At the other end, 200 VDC corresponds to just over 140 VAC (in terms of peak voltage).

Just don't try to use one which has to be switched manually to select the input voltage.

8. ### RobertEagle

11
0
Aug 24, 2012
I'll try to recap everything, because, my scope gave me wrong measurements.

First of all, I have 2 secondary coils. These 2 coils have a frequency of 12.5kHz, at 2kV, and are sinusoidal. This 2 coils are linked to my circuit (or were).

To be sure of the power, I took 2 resistors (2W at 459kOhm) and put one on each channel. On each channel I got 1.915W at 2.04mA, totaling a power of 3.82W.

Because of my diodes, which are limited to 1000V, the DC voltage reaches 650VDC (I don’t understand why not 1000). But because they are connected to the circuit, then the drain voltage is 250V with no load(with load it gets 65V).
So, is useless to continue with my circuit.

I know a thing. Transformers are radiating much of the energy through the EM waves. I think they are inefficient at converting.

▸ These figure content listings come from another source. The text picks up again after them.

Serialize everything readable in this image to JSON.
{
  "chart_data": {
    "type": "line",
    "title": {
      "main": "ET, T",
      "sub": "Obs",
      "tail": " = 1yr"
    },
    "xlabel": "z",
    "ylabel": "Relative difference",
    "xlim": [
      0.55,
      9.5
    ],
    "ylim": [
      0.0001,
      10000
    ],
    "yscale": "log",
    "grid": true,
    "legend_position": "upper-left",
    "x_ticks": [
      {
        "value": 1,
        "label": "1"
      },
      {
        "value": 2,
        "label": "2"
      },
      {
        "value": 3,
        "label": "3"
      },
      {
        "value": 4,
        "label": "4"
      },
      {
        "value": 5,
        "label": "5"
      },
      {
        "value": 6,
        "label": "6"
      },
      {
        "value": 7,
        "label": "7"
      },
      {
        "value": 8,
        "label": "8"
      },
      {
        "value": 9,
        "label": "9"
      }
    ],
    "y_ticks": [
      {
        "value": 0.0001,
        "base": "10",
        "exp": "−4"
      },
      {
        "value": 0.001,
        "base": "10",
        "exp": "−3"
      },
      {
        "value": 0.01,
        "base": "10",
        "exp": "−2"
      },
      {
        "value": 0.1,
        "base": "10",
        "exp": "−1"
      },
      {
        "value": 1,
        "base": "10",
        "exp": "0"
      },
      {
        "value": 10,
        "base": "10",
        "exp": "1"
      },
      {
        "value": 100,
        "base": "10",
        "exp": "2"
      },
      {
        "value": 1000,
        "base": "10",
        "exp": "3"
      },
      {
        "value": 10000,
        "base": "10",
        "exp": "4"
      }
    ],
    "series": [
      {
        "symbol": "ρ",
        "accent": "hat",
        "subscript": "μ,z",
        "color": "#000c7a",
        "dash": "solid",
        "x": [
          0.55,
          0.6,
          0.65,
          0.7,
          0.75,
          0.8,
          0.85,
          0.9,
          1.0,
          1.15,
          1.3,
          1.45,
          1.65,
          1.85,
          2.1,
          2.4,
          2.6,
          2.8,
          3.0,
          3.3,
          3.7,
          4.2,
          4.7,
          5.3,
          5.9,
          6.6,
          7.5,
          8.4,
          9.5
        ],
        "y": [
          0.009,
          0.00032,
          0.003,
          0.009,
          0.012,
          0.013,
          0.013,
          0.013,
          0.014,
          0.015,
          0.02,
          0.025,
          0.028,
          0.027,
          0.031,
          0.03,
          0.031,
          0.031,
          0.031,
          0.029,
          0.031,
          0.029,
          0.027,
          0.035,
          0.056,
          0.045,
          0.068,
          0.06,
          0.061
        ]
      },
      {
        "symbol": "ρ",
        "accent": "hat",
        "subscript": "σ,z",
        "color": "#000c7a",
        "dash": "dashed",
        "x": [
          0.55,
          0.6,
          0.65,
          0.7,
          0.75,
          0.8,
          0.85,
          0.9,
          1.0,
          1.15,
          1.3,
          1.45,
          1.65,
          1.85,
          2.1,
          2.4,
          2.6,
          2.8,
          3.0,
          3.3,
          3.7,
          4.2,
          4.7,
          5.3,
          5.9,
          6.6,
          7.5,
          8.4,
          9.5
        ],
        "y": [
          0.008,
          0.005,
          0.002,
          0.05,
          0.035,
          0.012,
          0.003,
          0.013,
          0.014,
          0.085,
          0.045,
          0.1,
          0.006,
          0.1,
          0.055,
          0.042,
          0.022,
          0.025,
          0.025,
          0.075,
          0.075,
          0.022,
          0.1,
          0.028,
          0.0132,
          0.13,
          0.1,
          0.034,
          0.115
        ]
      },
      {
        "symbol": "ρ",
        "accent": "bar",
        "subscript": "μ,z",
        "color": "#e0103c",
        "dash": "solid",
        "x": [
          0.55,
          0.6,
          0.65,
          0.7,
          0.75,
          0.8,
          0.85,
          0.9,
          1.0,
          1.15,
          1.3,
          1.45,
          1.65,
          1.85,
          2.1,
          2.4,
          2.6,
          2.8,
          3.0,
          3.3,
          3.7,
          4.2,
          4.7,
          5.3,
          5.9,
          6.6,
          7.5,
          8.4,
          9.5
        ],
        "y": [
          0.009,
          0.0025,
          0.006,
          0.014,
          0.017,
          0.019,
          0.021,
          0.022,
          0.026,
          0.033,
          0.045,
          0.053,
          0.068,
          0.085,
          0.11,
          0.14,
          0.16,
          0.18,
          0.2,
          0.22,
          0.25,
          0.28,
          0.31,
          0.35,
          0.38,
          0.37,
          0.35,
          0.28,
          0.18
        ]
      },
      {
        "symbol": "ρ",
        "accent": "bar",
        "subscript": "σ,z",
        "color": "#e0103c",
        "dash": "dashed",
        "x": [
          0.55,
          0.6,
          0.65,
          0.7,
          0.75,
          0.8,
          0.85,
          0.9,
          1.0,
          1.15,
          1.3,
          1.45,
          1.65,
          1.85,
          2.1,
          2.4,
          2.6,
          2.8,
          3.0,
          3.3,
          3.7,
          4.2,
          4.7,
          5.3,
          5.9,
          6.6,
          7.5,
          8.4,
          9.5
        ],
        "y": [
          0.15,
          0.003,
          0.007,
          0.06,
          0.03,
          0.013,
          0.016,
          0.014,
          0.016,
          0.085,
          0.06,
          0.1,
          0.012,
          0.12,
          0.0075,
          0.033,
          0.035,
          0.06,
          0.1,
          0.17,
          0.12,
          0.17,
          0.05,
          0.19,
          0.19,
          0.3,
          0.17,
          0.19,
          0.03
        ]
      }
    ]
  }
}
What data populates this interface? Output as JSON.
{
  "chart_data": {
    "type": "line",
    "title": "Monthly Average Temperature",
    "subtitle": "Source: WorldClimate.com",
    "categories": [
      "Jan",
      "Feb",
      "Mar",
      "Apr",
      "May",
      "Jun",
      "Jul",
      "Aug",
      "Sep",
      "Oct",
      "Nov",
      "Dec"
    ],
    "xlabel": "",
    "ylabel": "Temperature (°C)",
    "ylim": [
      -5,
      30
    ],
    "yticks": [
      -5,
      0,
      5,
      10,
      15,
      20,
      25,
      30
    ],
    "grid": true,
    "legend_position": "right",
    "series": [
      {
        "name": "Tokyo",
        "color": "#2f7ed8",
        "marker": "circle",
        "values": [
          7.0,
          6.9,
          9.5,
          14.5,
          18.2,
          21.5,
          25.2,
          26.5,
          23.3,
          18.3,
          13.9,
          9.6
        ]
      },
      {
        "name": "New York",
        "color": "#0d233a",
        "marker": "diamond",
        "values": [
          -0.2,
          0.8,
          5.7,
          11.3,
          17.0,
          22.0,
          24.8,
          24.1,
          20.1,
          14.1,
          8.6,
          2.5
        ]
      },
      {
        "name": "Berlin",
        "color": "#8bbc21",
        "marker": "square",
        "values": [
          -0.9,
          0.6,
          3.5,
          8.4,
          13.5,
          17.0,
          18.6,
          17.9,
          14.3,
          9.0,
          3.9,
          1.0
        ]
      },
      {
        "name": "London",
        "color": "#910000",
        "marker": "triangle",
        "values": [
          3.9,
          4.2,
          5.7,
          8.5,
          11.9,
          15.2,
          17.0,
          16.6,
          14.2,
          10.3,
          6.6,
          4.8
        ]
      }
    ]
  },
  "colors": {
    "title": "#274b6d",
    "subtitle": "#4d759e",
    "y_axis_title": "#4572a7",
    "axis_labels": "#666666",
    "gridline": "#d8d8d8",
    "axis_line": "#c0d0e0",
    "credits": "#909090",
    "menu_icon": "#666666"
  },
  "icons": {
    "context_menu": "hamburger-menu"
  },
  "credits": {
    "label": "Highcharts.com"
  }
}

If you can, can you tell me, what’s the best method of converting two 2kV AC 12.5kHz signals down to low DC voltages with minimal power loses? I’m not familiar with converters.

Thank you again,
RobertEagle

9. ### davennModerator

13,837
1,951
Sep 5, 2009
you have suddenly jumped from 200VDC to 2kV high freq AC

Now you have changed the whole game and everything people said above to help you has been a waste of time.

Its REALLY REALLY inportant to give all the info up front so that people know what they are dealing with when offering advice.... else we all just go around in circles

give some more complete info on the whole project and what it is your are trying to achieve

Dave

Last edited: Jan 12, 2013
10. ### RobertEagle

11
0
Aug 24, 2012
Yes, and I sorry for what I have caused. The measurements were wrong.

I want a system, converter, whatever it be, preferable not a transformer (because of it's major power loses and heaviness) that can convert this double AC signal of a voltage of 2kV, 12.5kHz, sinusoidal, down to a low DC voltage with minimal power loses.
Another problem is that I'm not familiar with converters circuits.

Here I have a snap of these 2 signals. 250V/div: http://img191.imageshack.us/img191/5092/28549146.jpg

RobertEagle

11. ### davennModerator

13,837
1,951
Sep 5, 2009
OK
but you still havent told us the source of this 12.5kHz 2kV signal and why you are trying to drop it to 18VDC ?
What is the 18VDC for ?
Im not aware of any way to drop 2kV to a much lower AC voltage without some sort of transformer

Dave

12. ### RobertEagle

11
0
Aug 24, 2012
The source of the 2 signals is a transformer.
And, 18VDC at 0.21A is made for a couple of microcontrollers.

What it matters is the ,,how". How to get down to those voltages.
Surely isn't any way of doing this without a transformer? And if there's not, how a circuit with a tranformer should look like?